Des débuts de l'élevage (il y a 12000 ans) jusqu'à nos jours, agriculteurs sédentaires et pasteurs nomades ont multiplié les races d'animaux domestiques au gré des circonstances et de leurs besoins. Or, cet extraordinaire patrimoine génétique est aujourd'hui en danger: les races disparaissent à toute vitesse. Pour le préserver autant que possible, le Fonds des Nations unies pour l'alimentation et l'agriculture (FAO) a multiplié les initiatives en 2007. Après avoir publié un état des lieux, il a organisé la semaine dernière à Interlaken une Conférence technique internationale sur les ressources zoogénétiques, première du genre. Interview de Samuel Jutzi, le directeur de sa Division production et santé animales.
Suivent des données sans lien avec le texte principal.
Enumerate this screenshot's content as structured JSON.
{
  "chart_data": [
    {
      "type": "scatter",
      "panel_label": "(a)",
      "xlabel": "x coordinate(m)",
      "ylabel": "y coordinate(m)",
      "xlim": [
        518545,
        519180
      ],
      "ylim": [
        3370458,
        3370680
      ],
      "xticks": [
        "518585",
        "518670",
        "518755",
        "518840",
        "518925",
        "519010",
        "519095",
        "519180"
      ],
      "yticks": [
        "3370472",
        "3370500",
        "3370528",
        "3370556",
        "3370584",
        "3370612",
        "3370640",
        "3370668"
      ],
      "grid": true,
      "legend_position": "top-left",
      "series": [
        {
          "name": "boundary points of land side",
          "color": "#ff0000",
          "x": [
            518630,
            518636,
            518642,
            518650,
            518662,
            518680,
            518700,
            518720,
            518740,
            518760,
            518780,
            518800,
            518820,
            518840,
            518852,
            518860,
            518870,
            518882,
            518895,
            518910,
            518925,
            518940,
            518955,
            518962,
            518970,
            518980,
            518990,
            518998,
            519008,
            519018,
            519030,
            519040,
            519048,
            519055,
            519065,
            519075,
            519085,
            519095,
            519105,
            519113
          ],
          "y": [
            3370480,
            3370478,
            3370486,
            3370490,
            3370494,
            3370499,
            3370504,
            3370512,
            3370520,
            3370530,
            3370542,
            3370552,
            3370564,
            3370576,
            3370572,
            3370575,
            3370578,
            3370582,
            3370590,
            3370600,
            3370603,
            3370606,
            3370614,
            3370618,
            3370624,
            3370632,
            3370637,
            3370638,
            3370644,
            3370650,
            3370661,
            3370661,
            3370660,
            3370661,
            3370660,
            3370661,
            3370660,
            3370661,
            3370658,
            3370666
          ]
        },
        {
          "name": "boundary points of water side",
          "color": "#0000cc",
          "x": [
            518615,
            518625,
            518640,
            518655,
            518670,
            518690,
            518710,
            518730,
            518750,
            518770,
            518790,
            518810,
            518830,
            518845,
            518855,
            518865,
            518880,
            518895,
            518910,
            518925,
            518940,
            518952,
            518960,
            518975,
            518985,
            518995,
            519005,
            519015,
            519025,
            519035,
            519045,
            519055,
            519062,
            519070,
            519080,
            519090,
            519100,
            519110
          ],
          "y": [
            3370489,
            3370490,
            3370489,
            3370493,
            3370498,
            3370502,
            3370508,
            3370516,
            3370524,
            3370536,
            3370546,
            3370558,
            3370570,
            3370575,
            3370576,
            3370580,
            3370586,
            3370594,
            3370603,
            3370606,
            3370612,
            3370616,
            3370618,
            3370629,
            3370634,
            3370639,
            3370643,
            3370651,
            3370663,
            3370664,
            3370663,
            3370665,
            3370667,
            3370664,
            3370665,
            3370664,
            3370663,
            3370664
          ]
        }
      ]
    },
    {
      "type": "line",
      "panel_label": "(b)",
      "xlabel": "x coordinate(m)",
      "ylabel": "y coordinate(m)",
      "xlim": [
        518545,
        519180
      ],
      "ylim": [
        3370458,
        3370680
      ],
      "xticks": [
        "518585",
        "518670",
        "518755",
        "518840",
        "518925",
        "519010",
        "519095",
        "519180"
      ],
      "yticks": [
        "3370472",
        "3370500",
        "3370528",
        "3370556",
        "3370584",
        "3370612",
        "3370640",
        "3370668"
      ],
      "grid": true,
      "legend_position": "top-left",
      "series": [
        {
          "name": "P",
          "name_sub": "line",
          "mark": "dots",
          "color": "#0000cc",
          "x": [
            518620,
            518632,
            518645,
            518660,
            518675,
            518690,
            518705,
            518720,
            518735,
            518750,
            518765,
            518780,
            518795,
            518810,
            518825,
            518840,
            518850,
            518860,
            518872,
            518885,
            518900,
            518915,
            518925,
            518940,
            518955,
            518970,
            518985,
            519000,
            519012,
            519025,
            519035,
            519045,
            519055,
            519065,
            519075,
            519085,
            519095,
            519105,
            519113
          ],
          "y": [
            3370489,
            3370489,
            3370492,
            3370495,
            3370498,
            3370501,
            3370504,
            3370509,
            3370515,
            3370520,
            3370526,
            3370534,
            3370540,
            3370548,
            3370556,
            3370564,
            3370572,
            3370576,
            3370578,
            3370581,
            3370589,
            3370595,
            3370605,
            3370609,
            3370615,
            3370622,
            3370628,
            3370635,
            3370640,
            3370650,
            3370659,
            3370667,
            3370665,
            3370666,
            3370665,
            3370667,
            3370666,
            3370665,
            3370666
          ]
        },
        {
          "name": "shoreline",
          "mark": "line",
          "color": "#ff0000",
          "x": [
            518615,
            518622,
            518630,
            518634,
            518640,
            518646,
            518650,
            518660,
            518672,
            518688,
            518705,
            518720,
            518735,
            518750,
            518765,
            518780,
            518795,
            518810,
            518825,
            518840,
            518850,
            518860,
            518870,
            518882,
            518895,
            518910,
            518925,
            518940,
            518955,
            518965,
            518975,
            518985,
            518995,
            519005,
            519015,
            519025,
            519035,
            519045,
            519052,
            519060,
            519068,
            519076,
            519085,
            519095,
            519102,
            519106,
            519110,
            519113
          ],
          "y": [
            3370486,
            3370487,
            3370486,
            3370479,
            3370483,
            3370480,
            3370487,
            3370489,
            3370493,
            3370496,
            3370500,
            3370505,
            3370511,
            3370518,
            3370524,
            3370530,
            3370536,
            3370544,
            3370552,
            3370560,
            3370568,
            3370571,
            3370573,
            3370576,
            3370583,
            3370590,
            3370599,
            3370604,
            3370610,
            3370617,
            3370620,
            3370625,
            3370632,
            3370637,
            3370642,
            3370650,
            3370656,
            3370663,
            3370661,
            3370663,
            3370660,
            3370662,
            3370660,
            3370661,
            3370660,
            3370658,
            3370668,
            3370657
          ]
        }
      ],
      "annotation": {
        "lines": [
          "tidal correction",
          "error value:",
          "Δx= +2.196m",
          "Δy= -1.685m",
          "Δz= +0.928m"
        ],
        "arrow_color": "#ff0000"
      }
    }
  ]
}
Le Temps: Combien de races sont-elles aujourd'hui menacées?

Samuel Jutzi: La FAO a répertorié plus de 7600 races d'animaux domestiques dans le monde. 20% d'entre elles sont clairement menacées, 36% mal documentées, et 40% de ces dernières apparemment en péril. Cela signifie qu'au total un tiers des races existantes sont en danger d'extinction. Et ce toutes espèces domestiquées confondues, à commencer par les cinq principales, les vaches, les porcs, les moutons, les chèvres et les poules. Ce ne sont pas des mots: il disparaît en moyenne une race par mois depuis des années.

- A quoi est dû ce phénomène?

- Les raisons sont nombreuses. On peut citer le réchauffement climatique, les catastrophes naturelles, les épidémies, les guerres. Mais la principale est le changement de système de production, soit le passage dans un nombre croissant de régions d'un élevage extensif à un élevage intensif, voire industriel. Ce qui favorise les races les plus productives au détriment de toutes les autres. Il s'agit là d'un basculement majeur, qui découle non seulement du progrès technique mais aussi de l'évolution de la consommation: la demande de produits animaux est en très forte progression dans le monde.

- Que peut-on faire pour préserver les races menacées?

- Il est évident que nous ne pouvons pas empêcher la diffusion de l'élevage intensif et des produits modernes qui en sont tirés. Mais nous pouvons espérer maintenir des marchés pour les produits locaux. Cela peut fonctionner à certaines conditions: des mesures politiques adéquates et, surtout, des clients conscients des enjeux et prêts à payer un peu plus. Et puis, nous avons à notre disposition des technologies modernes qui nous permettent de constituer des banques de gènes. Mais de tels projets sont très chers. Notre préférence va par conséquent à la conservation des ressources in situ. Dans ce cas, la création de parcs zoologiques pourrait représenter une solution. Mais là aussi, même si une telle réalisation n'est pas trop sophistiquée, nous rencontrons un problème de coût.

- Les pays industrialisés ont autant à gagner que les autres à la conservation du patrimoine zoologique mondial. Sont-ils prêts à aider les plus pauvres à conduire ce genre de programmes?

- C'est là une question centrale. La majorité des 128 pays représentés à Interlaken conservent un riche patrimoine génétique mais n'ont pas les moyens de le protéger. Il faudrait donc leur en fournir. Hélas! Les pays du Nord ne se sont pas montrés pressés d'accompagner notre plan d'action d'engagements financiers.

- Combien de races sont-elles condamnées à disparaître, dans ces circonstances, ces prochaines décennies?

- Si aucune action d'envergure n'est immédiatement entreprise, les races aujourd'hui menacées ne devraient plus en avoir pour longtemps. Mon impression, à vrai dire, est que le rythme actuel des disparitions ne pourra pas manquer de s'accélérer.